The resolution brings clarity with a root cause analysis that interrogates the material conditions faced by Africans by directing attention to the global political and economic structures that support/sustain slavery’s afterlife. Their analysis makes a connection to the structural racism, racial inequalities, underdevelopment, marginalization and socioeconomic disparities affecting not only Africans on the continent but around the world.  

The analysis brings attention to the link between African sovereignty and the consequences of carrying IMF debt. Directs the mind’s eye to the trade deals that continue the extraction of natural resources, and to the neocolonial and imperialist structures supporting the global capitalist ecosystem.   

There’s a 2023 report that details and analyzes the relationship with the IMF.  “Fifty Years of Failure: The IMF, Debt and Austerity in Africa,” covers Ghana, Kenya, Malawi, Nigeria, Senegal, Sierra Leone, Tanzania, Uganda, Zambia and Zimbabwe.
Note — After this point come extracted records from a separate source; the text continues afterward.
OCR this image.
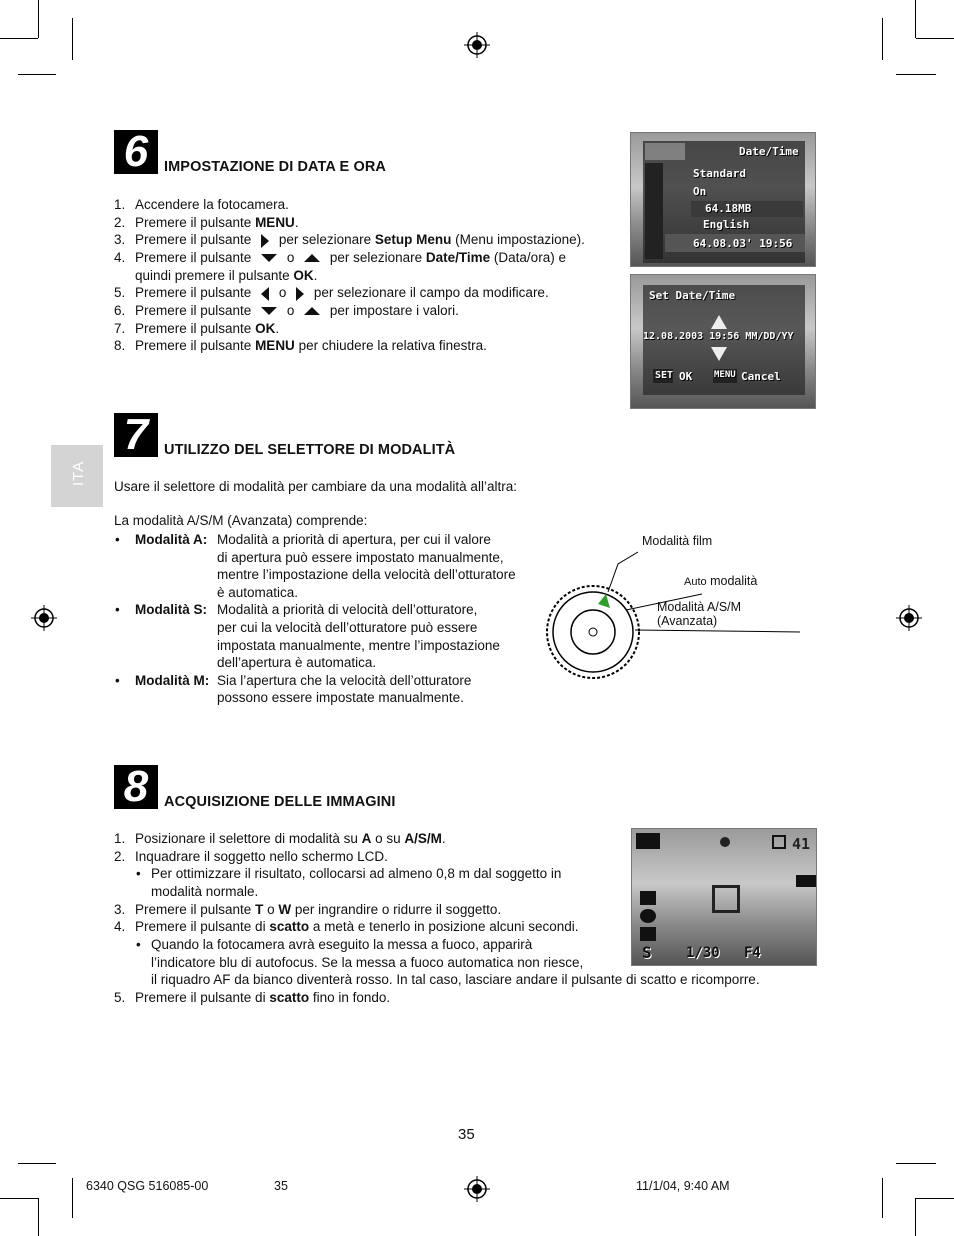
ITA
6	IMPOSTAZIONE DI DATA E ORA
1. Accendere la fotocamera.
2. Premere il pulsante MENU.
3. Premere il pulsante  per selezionare Setup Menu (Menu impostazione).
4. Premere il pulsante  o  per selezionare Date/Time (Data/ora) e
quindi premere il pulsante OK.
5. Premere il pulsante  o  per selezionare il campo da modificare.
6. Premere il pulsante  o  per impostare i valori.
7. Premere il pulsante OK.
8. Premere il pulsante MENU per chiudere la relativa finestra.
Date/Time
Standard
On
64.18MB
English
64.08.03' 19:56
Set Date/Time
12.08.2003 19:56 MM/DD/YY
SET OK MENU Cancel
7	UTILIZZO DEL SELETTORE DI MODALITÀ
Usare il selettore di modalità per cambiare da una modalità all’altra:
La modalità A/S/M (Avanzata) comprende:
• Modalità A: Modalità a priorità di apertura, per cui il valore
di apertura può essere impostato manualmente,
mentre l’impostazione della velocità dell’otturatore
è automatica.
• Modalità S: Modalità a priorità di velocità dell’otturatore,
per cui la velocità dell’otturatore può essere
impostata manualmente, mentre l’impostazione
dell’apertura è automatica.
• Modalità M: Sia l’apertura che la velocità dell’otturatore
possono essere impostate manualmente.
Modalità film
Auto modalità
Modalità A/S/M
(Avanzata)
8	ACQUISIZIONE DELLE IMMAGINI
1. Posizionare il selettore di modalità su A o su A/S/M.
2. Inquadrare il soggetto nello schermo LCD.
• Per ottimizzare il risultato, collocarsi ad almeno 0,8 m dal soggetto in
modalità normale.
3. Premere il pulsante T o W per ingrandire o ridurre il soggetto.
4. Premere il pulsante di scatto a metà e tenerlo in posizione alcuni secondi.
• Quando la fotocamera avrà eseguito la messa a fuoco, apparirà
l’indicatore blu di autofocus. Se la messa a fuoco automatica non riesce,
il riquadro AF da bianco diventerà rosso. In tal caso, lasciare andare il pulsante di scatto e ricomporre.
5. Premere il pulsante di scatto fino in fondo.
41
S 1/30 F4
35
6340 QSG 516085-00	35	11/1/04, 9:40 AM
And shows that 8 out of 10 countries have recently been advised to cut or freeze public sector wage bills. Indeed, all ten countries were effectively advised by the IMF to target spending on public sector wage bills that would leave them spending under the global average on frontline workers in health, education and other sectors…” 

There’s a number of studies that researched the link between the material conditions and social infrastructure of Africans to large IMF debt, with similar findings and observations.   

And finally, the resolution contains an argument that outlines next steps and action items to build a transformative framework for reparations that extends beyond cash compensation where the implications will be felt for generations to come. At a time where reports indicate that up to 90% of African art resides outside of the continent, mostly shielded from public display. 

The vote and resolution reflect a paradigm shift in the pan-African reparations movement at a moment as the resistance against neocolonialism and imperialism escalates and intensifies. There is now a different conversation taking place as myths are dispelled, racial stereotypes are dismissed and connections are made. This resolution was the product of African collaboration to produce new language, with a structural analysis that connects and places today’s material conditions, the afterlife between slavery and the TransAtlantic slave trade on the one hand, and the ecosystem of global finance (capitalist system) on the other.   

The coming months will see events around the country to highlight the 25th anniversary of the 2001 Durban Conference. There’s an opportunity to talk and grapple with the DDPA, and the recent UN resolution.  To discuss and grapple with the different ways they connect to the current conditions of working people and how reparations can best address those conditions. 

25 years ago, at the 2001 Durban Conference Mr. Roger Wareham of the December 12th Movement, who played a key role there at the conference said that Black people have to safeguard our interests because no one else would.  

The same holds true twenty-five years later in 2026.